Jean-Philippe Carpentier : La sortie du statut de déchet doit être encadrée et Fede-rec y est favorable. Au-delà de l'harmonisation européenne des critères techniques, elle va permettre de valoriser et de développer les procédés industriels nationaux. Cela va dans le sens d'une réindustrialisa-tion du pays. Les opérations « imposées » répondent à une logique : il ne peut y avoir valorisation d'une matière si un minimum n'est pas effectué. Pour autant, cela n'est pas toujours suffisant et Federec insiste pour que le cahier des charges de l'utilisateur final (démarche B to B) serve de référence qualité.
Nous avons insisté auprès de l'IPTS sur la nécessité de ne pas raisonner résine par résine, mais d'élaborer des critères techniques sur la matière plastique en général. La sortie du statut de déchet continuera de coexister avec les déchets. Il n'est pas sûr, pour une utilisation nationale ou européenne, que les recycleurs se ruent sur ce nouveau statut. Il faudra également voir les conséquences fiscales de ce changement en termes de TVA, de fiscalité, de codifications douanières, de rubrique ICPE.
RR : Faut-il exclure les VHU et les DEEE avec les plastiques médicaux ?
J.-P. C. : Nous ne sommes pas capables, à ce jour, de distinguer le plastique ayant des additifs bromés (retardateur de flamme) des autres. Toutefois, les experts ont rappelé que les technologies actuelles permettent d'obtenir des matières décontaminées issues des flux DEEE et VHU sans risques pour la santé et l'environnement. Nous espérons que le projet de règlement de la Commission européenne prendra en compte ces éléments et que les plastiques issus de DEEE et des VHU pourront faire partie des matières entrantes.
RR : Quels seraient les impacts économiques liés à une plus grande exigence qualité et à la disparition de procédures relatives aux déchets ?

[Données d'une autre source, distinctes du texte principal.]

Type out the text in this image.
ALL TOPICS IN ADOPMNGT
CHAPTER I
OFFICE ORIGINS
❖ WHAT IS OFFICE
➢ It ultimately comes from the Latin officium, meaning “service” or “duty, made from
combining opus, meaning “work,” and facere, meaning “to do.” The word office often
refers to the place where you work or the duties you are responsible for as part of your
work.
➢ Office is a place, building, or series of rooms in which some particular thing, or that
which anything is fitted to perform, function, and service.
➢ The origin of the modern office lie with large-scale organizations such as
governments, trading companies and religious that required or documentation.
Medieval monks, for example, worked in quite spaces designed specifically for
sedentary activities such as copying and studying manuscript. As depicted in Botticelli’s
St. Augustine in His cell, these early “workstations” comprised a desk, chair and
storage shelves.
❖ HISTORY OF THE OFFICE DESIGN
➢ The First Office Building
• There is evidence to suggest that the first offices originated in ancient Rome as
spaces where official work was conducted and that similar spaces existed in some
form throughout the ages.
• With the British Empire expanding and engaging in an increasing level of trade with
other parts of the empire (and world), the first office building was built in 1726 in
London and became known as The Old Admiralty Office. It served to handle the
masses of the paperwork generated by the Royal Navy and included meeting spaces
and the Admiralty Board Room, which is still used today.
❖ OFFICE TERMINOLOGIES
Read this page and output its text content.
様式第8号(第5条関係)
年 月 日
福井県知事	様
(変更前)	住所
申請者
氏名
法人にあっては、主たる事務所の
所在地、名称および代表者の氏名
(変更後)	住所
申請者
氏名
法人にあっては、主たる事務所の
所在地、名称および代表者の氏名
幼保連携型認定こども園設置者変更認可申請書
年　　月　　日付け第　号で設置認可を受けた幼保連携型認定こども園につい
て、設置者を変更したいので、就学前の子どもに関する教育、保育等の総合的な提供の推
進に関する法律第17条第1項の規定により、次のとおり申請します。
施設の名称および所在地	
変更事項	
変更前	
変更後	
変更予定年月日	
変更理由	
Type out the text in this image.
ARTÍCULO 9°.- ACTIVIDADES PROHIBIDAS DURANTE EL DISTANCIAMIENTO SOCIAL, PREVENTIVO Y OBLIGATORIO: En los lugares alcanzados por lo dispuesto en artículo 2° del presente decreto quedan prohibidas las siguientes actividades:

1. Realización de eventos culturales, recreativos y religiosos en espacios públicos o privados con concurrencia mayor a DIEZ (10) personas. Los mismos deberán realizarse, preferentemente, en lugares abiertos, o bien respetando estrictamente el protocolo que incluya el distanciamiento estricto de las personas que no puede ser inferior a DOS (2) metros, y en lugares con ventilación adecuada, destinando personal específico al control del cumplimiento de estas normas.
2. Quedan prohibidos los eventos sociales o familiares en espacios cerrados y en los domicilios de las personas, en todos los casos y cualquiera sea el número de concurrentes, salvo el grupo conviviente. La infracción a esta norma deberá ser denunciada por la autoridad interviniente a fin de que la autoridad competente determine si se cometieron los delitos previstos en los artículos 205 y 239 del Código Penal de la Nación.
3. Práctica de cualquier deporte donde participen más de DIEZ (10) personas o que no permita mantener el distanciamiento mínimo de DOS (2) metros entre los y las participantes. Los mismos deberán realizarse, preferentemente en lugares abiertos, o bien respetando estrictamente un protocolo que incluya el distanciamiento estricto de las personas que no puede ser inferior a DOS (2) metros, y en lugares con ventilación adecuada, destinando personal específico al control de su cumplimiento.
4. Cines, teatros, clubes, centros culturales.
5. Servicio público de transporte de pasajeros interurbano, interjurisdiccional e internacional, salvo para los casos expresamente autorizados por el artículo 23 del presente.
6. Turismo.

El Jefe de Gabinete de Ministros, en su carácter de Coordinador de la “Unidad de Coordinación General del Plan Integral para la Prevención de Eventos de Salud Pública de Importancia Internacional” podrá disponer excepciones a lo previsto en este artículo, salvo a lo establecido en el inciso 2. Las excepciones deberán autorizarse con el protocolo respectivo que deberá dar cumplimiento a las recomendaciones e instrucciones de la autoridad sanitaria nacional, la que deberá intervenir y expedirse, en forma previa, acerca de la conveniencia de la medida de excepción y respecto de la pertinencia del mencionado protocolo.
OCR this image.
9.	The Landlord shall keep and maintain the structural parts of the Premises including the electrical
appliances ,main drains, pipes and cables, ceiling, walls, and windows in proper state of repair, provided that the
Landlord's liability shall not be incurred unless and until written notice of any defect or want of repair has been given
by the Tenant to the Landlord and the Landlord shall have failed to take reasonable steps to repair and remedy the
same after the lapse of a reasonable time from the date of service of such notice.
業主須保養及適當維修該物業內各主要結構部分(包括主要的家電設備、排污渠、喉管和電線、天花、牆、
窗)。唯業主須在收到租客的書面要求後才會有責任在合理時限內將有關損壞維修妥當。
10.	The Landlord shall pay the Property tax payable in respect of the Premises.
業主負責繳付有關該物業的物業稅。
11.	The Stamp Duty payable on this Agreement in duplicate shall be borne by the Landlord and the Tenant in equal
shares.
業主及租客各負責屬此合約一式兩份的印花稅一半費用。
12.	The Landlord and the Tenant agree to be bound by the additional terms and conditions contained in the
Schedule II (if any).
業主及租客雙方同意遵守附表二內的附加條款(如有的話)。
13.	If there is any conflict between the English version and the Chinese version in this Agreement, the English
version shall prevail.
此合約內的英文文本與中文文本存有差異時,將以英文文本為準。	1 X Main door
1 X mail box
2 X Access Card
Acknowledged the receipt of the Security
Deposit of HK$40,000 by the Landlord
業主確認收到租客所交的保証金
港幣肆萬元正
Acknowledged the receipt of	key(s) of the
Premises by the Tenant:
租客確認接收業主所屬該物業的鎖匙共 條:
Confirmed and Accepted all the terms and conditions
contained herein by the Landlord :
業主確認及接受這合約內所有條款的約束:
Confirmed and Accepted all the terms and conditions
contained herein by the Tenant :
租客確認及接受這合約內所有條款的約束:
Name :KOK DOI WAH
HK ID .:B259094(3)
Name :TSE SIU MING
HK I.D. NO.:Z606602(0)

J.-P. C. : Les industriels qui utilisent déjà la matière recyclée en substitution de la matière vierge ont un cahier des charges parfois plus contraignant que les critères proposés pour la sortie du statut de déchet. C'est le cas du bottle-to-bottle qui s'exprime en ppm (partie par million) et non en pourcentage. Le plus important pour les TPE-PME est la mise en place d'un référentiel qualité et d'une traçabilité intégrale pour les gisements entrants.
R. R. : Y aura-t-il plus d'opportunités pour les matières recyclées dans l'industrie ? Sur le marché du grand export, quelles seront les conséquences sur la demande et les prix ?
J.-P. C. : Tout dépendra des cahiers des charges des clients finaux. La sortie du statut de déchet ne changera pas les applications pour ces matières. Elle permet surtout de reconnaître le statut industriel des recycleurs.
La demande pour des applications en France et en Europe est déjà suffisante et à un niveau de prix satisfaisant pour ne pas chercher de débouchés sur le grand export. Mais en cas de renversement de marché sur l'Europe, l'exportation sera effectivement facilitée. Quant à l'adéquation des prix entre matière recyclée et résines vierges, le problème existe déjà. Tout dépend du prix de la matière vierge ! Si comme cet été, le PET vierge tombe à un niveau très bas, il est clair que la matière recyclée va rejoindre ce prix et sera plus difficile à vendre. En résumé, la sortie du statut de déchet n'est pas le grand soir révolutionnaire, mais une évolution et une reconnaissance réelle de la qualité des nouvelles matières produites.